Just when you thought you'd seen the end of subprime mortgage lending practices, a new scam has entered the marketplace. Many of the unethical brokers who brought us the subprime debacle have resurfaced, and are now offering mortgage fraud disguised as loan modifications.

You would think that the people who helped inflict the subprime mortgage crisis on America might consider another line of work. The industry has crumbled, and lenders are keeping their portfolios as clean as a whistle for the foreseeable future.

But when the going gets tough, scam artists find a way to get going. They've staked out a whole new niche--loan modification scams.

Mortgage rate modification: The good and the very bad

The economy is in brutal shape, and many people aren't thinking about mortgage fraud. They're thinking about innovative ways to avoid foreclosure. An increasingly viable option has become the mortgage modification, in which a lender restructures a loan. A term and rate modification can alter the monthly payment on a mortgage, providing just enough wiggle room so that a borrower won't lose his or her home.

Lenders are willing to work with borrowers but, with the rash of foreclosures, many are overwhelmed. Non-profit counseling agencies can't keep up with the demand, either. This has opened the door for the unsavory mortgage fraud artists, and they're coming in droves. These individuals, many of whom are former mortgage or real estate brokers, will promise to handle the loan modification process, charging an upfront fee of $1,500 to $2,000 for their services. Some of these individuals are legitimate, but many are fraudulent.

Avoid the loan modification scam

To keep out of harm's way, only work with a broker who's currently licensed and has a guaranteed success rate. Don't be shy about asking for references, including people who can verify that the broker is legitimate. Check with a lender to see if they've dealt directly with your candidate. Mortgage bankers want to avoid foreclosures, and even if they're overwhelmed, they can at least direct you to credible assistance.

Also check in with the Better Business Bureau. The loan modification scam is no longer under the radar, and government agencies are beginning to shut down many of these operations. Information is always the key to avoid such scams, so talk to as many people as possible about the reputation of a loan modification specialist. No matter how dire your situation may seem today, it will only get worse if you fall for a fraudulent scheme.

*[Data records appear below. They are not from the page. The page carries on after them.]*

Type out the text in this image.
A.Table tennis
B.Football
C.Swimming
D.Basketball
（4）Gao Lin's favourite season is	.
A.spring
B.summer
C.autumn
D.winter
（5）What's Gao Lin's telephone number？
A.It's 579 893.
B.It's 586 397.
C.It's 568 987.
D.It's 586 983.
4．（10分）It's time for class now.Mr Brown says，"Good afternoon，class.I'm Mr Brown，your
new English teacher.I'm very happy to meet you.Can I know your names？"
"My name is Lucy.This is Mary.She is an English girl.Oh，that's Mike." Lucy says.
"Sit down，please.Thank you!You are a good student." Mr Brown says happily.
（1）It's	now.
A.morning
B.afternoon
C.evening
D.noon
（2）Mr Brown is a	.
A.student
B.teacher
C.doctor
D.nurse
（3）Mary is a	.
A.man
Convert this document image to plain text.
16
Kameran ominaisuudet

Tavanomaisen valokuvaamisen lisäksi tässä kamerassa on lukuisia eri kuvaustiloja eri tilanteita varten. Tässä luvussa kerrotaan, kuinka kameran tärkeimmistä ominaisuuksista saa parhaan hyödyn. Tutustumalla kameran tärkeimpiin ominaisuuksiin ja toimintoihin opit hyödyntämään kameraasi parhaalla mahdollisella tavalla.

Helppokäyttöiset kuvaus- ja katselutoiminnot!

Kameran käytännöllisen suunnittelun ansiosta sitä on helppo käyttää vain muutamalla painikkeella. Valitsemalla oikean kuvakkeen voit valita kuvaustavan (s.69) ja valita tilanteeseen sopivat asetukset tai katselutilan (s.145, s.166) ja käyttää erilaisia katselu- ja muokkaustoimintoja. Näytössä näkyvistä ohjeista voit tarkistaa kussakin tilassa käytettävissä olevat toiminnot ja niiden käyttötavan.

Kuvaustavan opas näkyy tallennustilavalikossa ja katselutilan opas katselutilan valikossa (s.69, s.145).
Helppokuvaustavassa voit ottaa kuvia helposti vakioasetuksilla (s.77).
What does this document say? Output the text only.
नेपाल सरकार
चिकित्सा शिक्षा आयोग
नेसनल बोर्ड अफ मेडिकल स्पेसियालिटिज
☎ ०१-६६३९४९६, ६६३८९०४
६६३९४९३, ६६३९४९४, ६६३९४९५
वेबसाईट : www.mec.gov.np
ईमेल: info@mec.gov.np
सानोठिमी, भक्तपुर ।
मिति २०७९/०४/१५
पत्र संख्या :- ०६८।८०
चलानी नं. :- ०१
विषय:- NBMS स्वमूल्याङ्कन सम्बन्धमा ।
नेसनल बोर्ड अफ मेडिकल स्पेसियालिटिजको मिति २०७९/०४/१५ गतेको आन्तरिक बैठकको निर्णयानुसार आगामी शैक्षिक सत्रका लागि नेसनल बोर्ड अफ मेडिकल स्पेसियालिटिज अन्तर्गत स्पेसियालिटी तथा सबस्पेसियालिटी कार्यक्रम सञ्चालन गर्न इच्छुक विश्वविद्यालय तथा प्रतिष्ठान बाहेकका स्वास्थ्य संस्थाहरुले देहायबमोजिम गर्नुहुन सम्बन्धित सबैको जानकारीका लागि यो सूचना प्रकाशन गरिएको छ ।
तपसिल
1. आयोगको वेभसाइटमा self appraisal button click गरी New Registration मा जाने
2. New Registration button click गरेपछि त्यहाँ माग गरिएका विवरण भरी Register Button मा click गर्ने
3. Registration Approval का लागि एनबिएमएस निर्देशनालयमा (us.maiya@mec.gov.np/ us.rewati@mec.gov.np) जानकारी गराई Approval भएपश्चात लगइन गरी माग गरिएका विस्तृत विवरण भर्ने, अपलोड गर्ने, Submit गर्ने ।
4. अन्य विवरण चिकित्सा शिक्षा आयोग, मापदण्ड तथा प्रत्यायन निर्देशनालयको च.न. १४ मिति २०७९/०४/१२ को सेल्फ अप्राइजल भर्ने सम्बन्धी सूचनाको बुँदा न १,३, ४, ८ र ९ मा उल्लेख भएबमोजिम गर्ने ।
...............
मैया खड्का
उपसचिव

The subprime lending crisis caused a lot of pain and suffering among borrowers and lenders alike. Now that the smoke is beginning to clear, and people are taking steps to restructure their loans, be extremely careful not to fall victim to the same shady lending practices that caused many of the current problems in the first place. Before you undergo a mortgage rate modification, check a broker's references and double-check your deal. In this economy, you definitely don't want to make a bad mortgage decision.